Industrial Insights: Office – Q4 2018 – OC

Market Reports

Landlords Ease Rent Demands And Flight To Quality Ensues

Reacting to falling leasing activity and weakened demand, landlords of premium buildings eased their rent requirements in 2018 and leased up the most Class A space in three years.

The flight to quality came at the expense of Class B buildings, which account for about half the county’s total office inventory. Absorption was negative 896,630 SF in 2018 in this class with three quarters of contraction.

Countywide, demand for space closed the year in the red by 102,307 SF, the first annual net loss since 2009. That follows a 580,000 SF net absorption gain in 2017 and increases averaging nearly 1.4 million SF over the previous four years.

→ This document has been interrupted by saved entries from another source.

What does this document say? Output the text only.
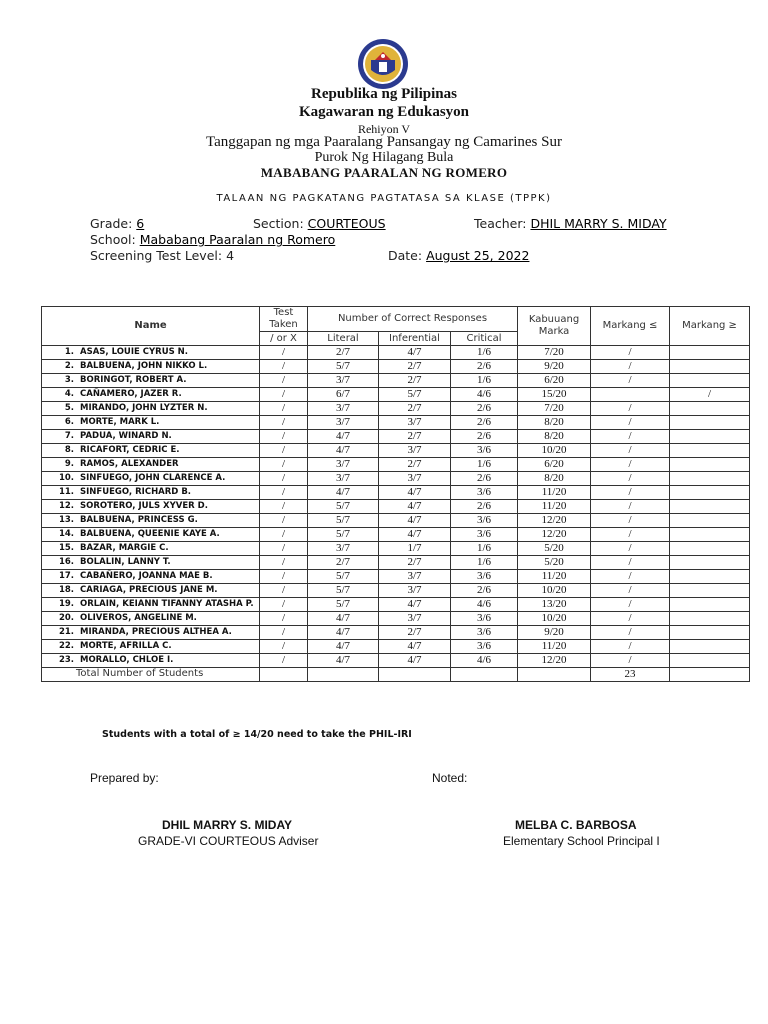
Republika ng Pilipinas
Kagawaran ng Edukasyon
Rehiyon V
Tanggapan ng mga Paaralang Pansangay ng Camarines Sur
Purok Ng Hilagang Bula
MABABANG PAARALAN NG ROMERO
TALAAN NG PAGKATANG PAGTATASA SA KLASE (TPPK)
Grade: 6	Section: COURTEOUS	Teacher: DHIL MARRY S. MIDAY
School: Mababang Paaralan ng Romero
Screening Test Level: 4	Date: August 25, 2022
Name	Test Taken	Number of Correct Responses			Kabuuang Marka	Markang ≤	Markang ≥
	/ or X	Literal	Inferential	Critical			
1. ASAS, LOUIE CYRUS N.	/	2/7	4/7	1/6	7/20	/	
2. BALBUENA, JOHN NIKKO L.	/	5/7	2/7	2/6	9/20	/	
3. BORINGOT, ROBERT A.	/	3/7	2/7	1/6	6/20	/	
4. CAÑAMERO, JAZER R.	/	6/7	5/7	4/6	15/20		/
5. MIRANDO, JOHN LYZTER N.	/	3/7	2/7	2/6	7/20	/	
6. MORTE, MARK L.	/	3/7	3/7	2/6	8/20	/	
7. PADUA, WINARD N.	/	4/7	2/7	2/6	8/20	/	
8. RICAFORT, CEDRIC E.	/	4/7	3/7	3/6	10/20	/	
9. RAMOS, ALEXANDER	/	3/7	2/7	1/6	6/20	/	
10. SINFUEGO, JOHN CLARENCE A.	/	3/7	3/7	2/6	8/20	/	
11. SINFUEGO, RICHARD B.	/	4/7	4/7	3/6	11/20	/	
12. SOROTERO, JULS XYVER D.	/	5/7	4/7	2/6	11/20	/	
13. BALBUENA, PRINCESS G.	/	5/7	4/7	3/6	12/20	/	
14. BALBUENA, QUEENIE KAYE A.	/	5/7	4/7	3/6	12/20	/	
15. BAZAR, MARGIE C.	/	3/7	1/7	1/6	5/20	/	
16. BOLALIN, LANNY T.	/	2/7	2/7	1/6	5/20	/	
17. CABAÑERO, JOANNA MAE B.	/	5/7	3/7	3/6	11/20	/	
18. CARIAGA, PRECIOUS JANE M.	/	5/7	3/7	2/6	10/20	/	
19. ORLAIN, KEIANN TIFANNY ATASHA P.	/	5/7	4/7	4/6	13/20	/	
20. OLIVEROS, ANGELINE M.	/	4/7	3/7	3/6	10/20	/	
21. MIRANDA, PRECIOUS ALTHEA A.	/	4/7	2/7	3/6	9/20	/	
22. MORTE, AFRILLA C.	/	4/7	4/7	3/6	11/20	/	
23. MORALLO, CHLOE I.	/	4/7	4/7	4/6	12/20	/	
Total Number of Students						23	
Students with a total of ≥ 14/20 need to take the PHIL-IRI
Prepared by:	Noted:
DHIL MARRY S. MIDAY
GRADE-VI COURTEOUS Adviser
MELBA C. BARBOSA
Elementary School Principal I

Net absorption for Class A space ended the fourth quarter at 172,929 SF, boosting the total for the year to 808,411 SF. Virtually all of the growth was in the South County market.

Adding to the strain on landlords, 842,816 SF of space was completed this year and about 2.3 million SF – largely creative open-concept campus designs – have been added to inventory since 2016, most of which was developed by the Irvine Co.

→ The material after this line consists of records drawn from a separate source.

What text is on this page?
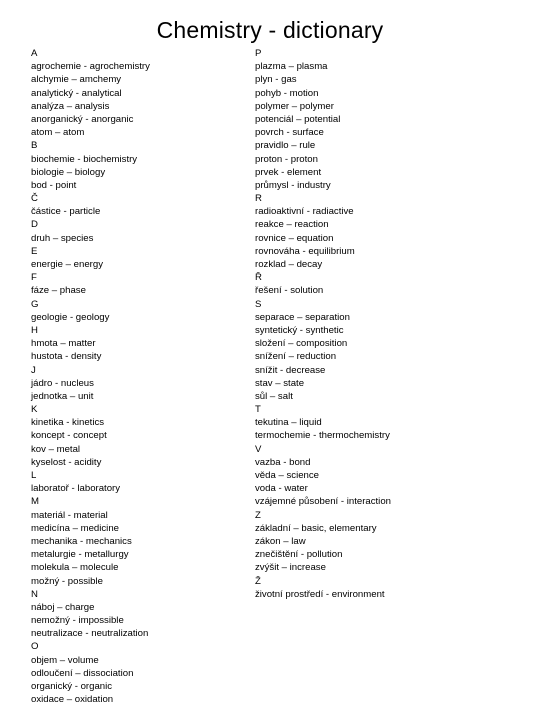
Chemistry - dictionary
A
agrochemie - agrochemistry
alchymie – amchemy
analytický - analytical
analýza – analysis
anorganický - anorganic
atom – atom
B
biochemie - biochemistry
biologie – biology
bod - point
Č
částice - particle
D
druh – species
E
energie – energy
F
fáze – phase
G
geologie - geology
H
hmota – matter
hustota - density
J
jádro - nucleus
jednotka – unit
K
kinetika - kinetics
koncept - concept
kov – metal
kyselost - acidity
L
laboratoř - laboratory
M
materiál - material
medicína – medicine
mechanika - mechanics
metalurgie - metallurgy
molekula – molecule
možný - possible
N
náboj – charge
nemožný - impossible
neutralizace - neutralization
O
objem – volume
odloučení – dissociation
organický - organic
oxidace – oxidation
P
plazma – plasma
plyn - gas
pohyb - motion
polymer – polymer
potenciál – potential
povrch - surface
pravidlo – rule
proton - proton
prvek - element
průmysl - industry
R
radioaktivní - radiactive
reakce – reaction
rovnice – equation
rovnováha - equilibrium
rozklad – decay
Ř
řešení - solution
S
separace – separation
syntetický - synthetic
složení – composition
snížení – reduction
snížit - decrease
stav – state
sůl – salt
T
tekutina – liquid
termochemie - thermochemistry
V
vazba - bond
věda – science
voda - water
vzájemné působení - interaction
Z
základní – basic, elementary
zákon – law
znečištění - pollution
zvýšit – increase
Ž
životní prostředí - environment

But the delivery of the new space has come late in the economic cycle amid signs of slowing expansion and periodical surveys lately showing recent reduced business optimism. This is forcing anxious landlords to cut rent demands and make other concessions.

For example, Class A asking rents increased an average 4.5% over the last 24 months compared to the average 8.5% in rent growth for each of the previous three years. Owners of Class B space, meanwhile, were pushing rents in 2018. Asking lease rates gained an average 9.8% in 2018 after growing at an average 6.6% annually since 2014.

Weakened demand in 2018 in the Airport and Central County markets combined for 972,000 SF of negative absorption. Growth was nearly flat in the West County and North County markets.

South County posted an 835,930-SF gain in 2018 with the Irvine Co. landing much of that tenant growth in its vast and expanding portfolio of premium properties. The company completed two buildings totaling 211,000 SF in the Sand Canyon Business Center earlier in the year. In the fourth quarter the company delivered The Quad, four mid-rise buildings totaling 370,000 SF about 65% pre-leased in the Irvine Spectrum.

Despite posting a strong fourth quarter with 499,321 SF of net absorption, the Airport market, which makes up 38% of the county’s inventory, was 613,707 SF in the red for the year.

There were 1,593 lease transactions countywide in 2018, down 27% from 2017 and 25% from the average of the previous five years.


Executives polled in Cal State Fullerton’s Q4 business expectations survey expressed reduced optimism with 47% forecasting a healthy profit picture, down from 64% at the end of Q3.